As The Black List expands, Leonard continues to focus on maintaining the quality that the brand entails, a challenge which grows with the number of contributors whose opinion is factored into the final rankings. However, the fear of brand dilution is mitigated by the community-driven nature of the project itself. Leonard describes, “I think everyone recognizes that if we don’t behave with integrity, the thing ceases to have value….. [The contributors] all recognize the value of having this thing in existence. It’s very easy to control that reality.”
What’s Next for Leonard and The Black List
As Vice President of Creative Affairs at Overbrook, Leonard assists in the identifying, making, and selling of feature films, no matter in what capacity. Making movies remains his passion, but The Black List, which started out as a “happy accident” is becoming a new business. Although his priority from 9am to 9pm is making movies, The Black List takes up his remaining waking hours – 9pm to 3am.
As the product evolves, so does Leonard’s thinking, as he transitions from doing everything himself to managing an organization. “The move from that to an ongoing institution that [has] to build momentum and get adoption and be launched into the world, it’s an entirely different psychology, and one that I’m still learning to feel comfortable with.”
As the process unfolds, Leonard continues to appreciate the opportunities that his success has provided. To Leonard, his jobs allow him to achieve the creativity and balance which he was striving for. “In a strange way, half of my job is doing the strategic, rigorous, organizational thinking I did at McKinsey, the other half is sitting in a room with incredibly talented people making stuff, for lack of a better term.” To Leonard, the most important thing is still doing what makes him excited for work each day. “It’s amazing how much happier you are making less money but excited to go to work than you are with a lot of money and hate your job.”
As The Black List grows, Leonard is exploring ways to monetize the product. Described Leonard, “We’re in the process of productizing many of the things that The Black List provides. And in doing so, charging for the product is not unreasonable.”
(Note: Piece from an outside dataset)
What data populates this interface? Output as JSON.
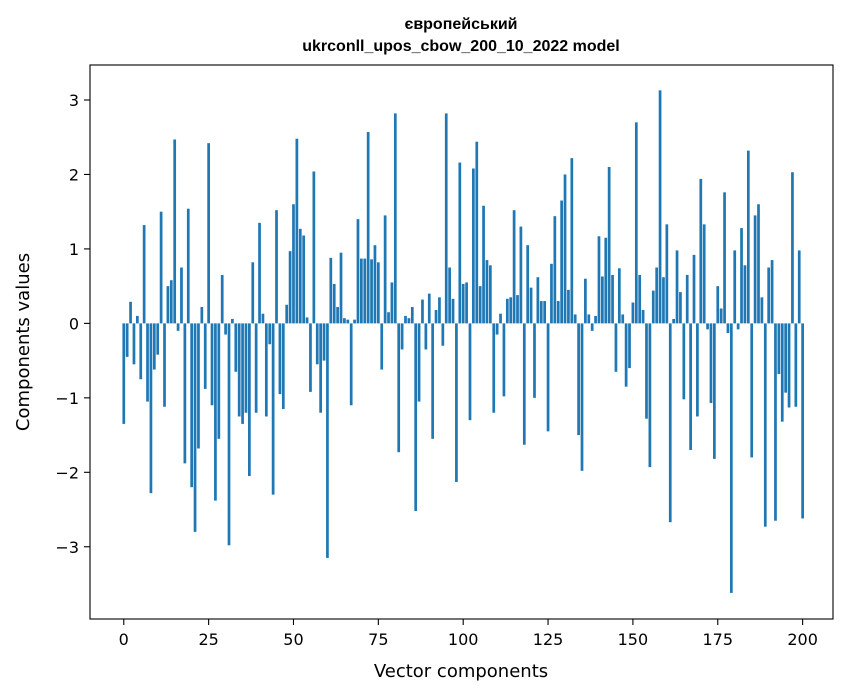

In terms of future expansion, Leonard envisions a scenario where everyday consumers are also involved in the Black List. For now, however, the film industry is a big enough market.
Passing on Advice
To the MBA wanting to enter the film industry, Leonard has these words of advice–“To some extent you are interfacing with the artist whose work you’re selling, but by and large that’s not the priority. In terms of working with any product that’s also considered art or that is related to cultural production, having an inordinate amount of respect and knowledge about that thing, whether it be publishing or film or even internet storytelling, can be helpful, particularly when you are interfacing with creatives…. I don’t know if I have any genius insight into what’s going to work and what’s not because I think we’re all still trying to figure it out.”